Toute connaissance biologique, au niveau moléculaire ou au niveau des connaissances humaines possède des limitations intrinsèques, dues à son origine même. Aucune connaissance ne peut être absolue ou exhaustive. Nous commençons tout juste à en saisir la portée : cette limitation de notre connaissance implique une limitation, elle-même intrinsèque, de nos actions. La solution de nos problèmes humains nécessite l’imposition d’une limite. Mais cette limite ne peut pas être imposée de l’extérieur, comme Illich l’a clairement démontré à propos de la médecine, de l’énergie ou des transports. Elle ne peut pas non plus être fixée arbitrairement, elle doit en quelque sorte être engendrée par le système, la société, en toute conscience. Par exemple, si je n’ai aucune conscience de la limitation de notre approche scientifique, j’aurais tendance à voir dans les limitations que la nature ou la biosphère imposent à la croissance économique ou démographique, une faiblesse de la connaissance ou un diktat extérieur. Alors qu’en fait ces limitations sont intrinsèques à notre démarche scientifique et à nos actions : les limites ne sont imposées ni par la société ni par la nature, mais par la co-émergence des deux.

G.B. C’est tout à fait à l’opposé de la démarche technocratique qui croit que l’on pourra toujours trouver une nouvelle technologie capable de résoudre les problèmes insolubles actuellement sans en créer de nouveaux, à leur tour, insolubles.

F.V. L’illusion technocratique, c’est l’espoir qu’on pourrait petit à petit éliminer tous les points aveugles de notre connaissance. Au contraire, je pense qu’il y en aura toujours. Ils n’expriment pas une limitation de la connaissance, mais son mécanisme le plus fondamental, de la même manière qu’il y aura toujours des points aveugles dans notre vision.
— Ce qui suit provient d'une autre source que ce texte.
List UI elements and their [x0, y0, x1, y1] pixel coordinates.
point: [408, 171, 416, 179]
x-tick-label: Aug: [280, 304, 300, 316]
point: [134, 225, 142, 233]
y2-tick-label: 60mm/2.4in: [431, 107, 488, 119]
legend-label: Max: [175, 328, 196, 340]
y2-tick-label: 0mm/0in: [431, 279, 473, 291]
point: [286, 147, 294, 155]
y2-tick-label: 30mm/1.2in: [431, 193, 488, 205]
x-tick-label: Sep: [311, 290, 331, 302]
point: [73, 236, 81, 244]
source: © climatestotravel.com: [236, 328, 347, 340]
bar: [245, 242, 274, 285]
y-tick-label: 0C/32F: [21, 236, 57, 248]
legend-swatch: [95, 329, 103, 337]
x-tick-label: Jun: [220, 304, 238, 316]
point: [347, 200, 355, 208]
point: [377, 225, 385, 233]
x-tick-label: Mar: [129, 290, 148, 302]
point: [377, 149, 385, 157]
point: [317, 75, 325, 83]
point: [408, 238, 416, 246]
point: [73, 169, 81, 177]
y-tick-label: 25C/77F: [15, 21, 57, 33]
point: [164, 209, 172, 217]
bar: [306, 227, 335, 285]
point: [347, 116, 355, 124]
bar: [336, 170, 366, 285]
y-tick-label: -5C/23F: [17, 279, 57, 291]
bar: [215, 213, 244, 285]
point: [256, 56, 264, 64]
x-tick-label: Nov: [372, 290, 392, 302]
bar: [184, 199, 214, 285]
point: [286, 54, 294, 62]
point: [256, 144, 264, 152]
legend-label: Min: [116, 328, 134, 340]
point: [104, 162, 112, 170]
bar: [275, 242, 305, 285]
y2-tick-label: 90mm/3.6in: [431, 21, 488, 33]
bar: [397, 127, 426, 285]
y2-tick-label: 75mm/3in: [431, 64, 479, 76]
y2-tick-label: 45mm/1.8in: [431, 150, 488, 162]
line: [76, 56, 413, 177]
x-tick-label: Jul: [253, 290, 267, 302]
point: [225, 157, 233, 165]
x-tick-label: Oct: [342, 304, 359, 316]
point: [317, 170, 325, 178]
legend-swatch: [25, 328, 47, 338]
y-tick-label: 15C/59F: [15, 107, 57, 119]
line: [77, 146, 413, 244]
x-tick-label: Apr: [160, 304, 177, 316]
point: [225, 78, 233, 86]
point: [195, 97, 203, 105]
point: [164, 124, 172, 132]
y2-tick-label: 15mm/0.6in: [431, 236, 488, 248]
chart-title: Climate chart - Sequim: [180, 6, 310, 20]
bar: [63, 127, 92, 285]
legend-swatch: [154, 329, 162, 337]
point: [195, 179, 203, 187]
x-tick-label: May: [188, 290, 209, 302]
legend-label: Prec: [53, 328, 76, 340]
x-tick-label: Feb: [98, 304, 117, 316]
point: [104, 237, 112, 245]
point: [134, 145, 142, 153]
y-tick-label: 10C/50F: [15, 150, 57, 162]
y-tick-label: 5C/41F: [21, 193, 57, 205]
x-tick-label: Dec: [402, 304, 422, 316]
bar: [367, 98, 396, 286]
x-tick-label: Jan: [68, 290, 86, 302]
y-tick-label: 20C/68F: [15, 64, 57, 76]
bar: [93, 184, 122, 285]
Un changement d’attitude ou de paradigme nous fait faire l’expérience de la nouveauté : un point aveugle devient visible.

G.B. Cette idée de connaissance absolue, illimitée, et ce refus de fixer des limitations à nos actions n’est-elle pas propre à la civilisation occidentale ?

F.V. Peut-être bien. En tout cas, on trouve une expression psychologique ou éthique de la nécessité des limites dans d’autres traditions, dans d’autres cultures. Par exemple dans Small is beautiful, Schumacher a très bien décrit l’éthique bouddhique dans laquelle il a trouvé cette expression des limites, de la taille appropriée. Ce qui me fascine, c’est qu’on puisse maintenant exprimer la même idée dans le contexte de la science occidentale. Mais pour l’une comme pour l’autre, placer des limitations, se rendre compte de leur nécessité n’est pas un échec, c’est l’acquisition de la liberté, c’est voir et prendre en compte le fait que nous sommes à la base même de l’existence biologique. C’est un véritable enrichissement de notre vision du monde.


[1] Laws of forms (les lois des formes), George Spencer Brown, Bantam books, New York, 1969. Cf. CoEvolution n° 2, p. 37.

[2] Voir « Principles of Biological Autonomy », F. Varela, North-Holland, New York 1979 (traduction française Ed. du Seuil 1983).

[3] L’algèbre de Brown généralisée a été développée par L. Kaufman et F. Varela dans Form dynamics, J. Biol. Soc. Struct. 3 : 171-206, 1980.

[4] Voir N. Vaz et F. Varela « Self and non-sense, an organism-centered approach to immunology », Medical Hypothesis 4 : 231-268, 1978.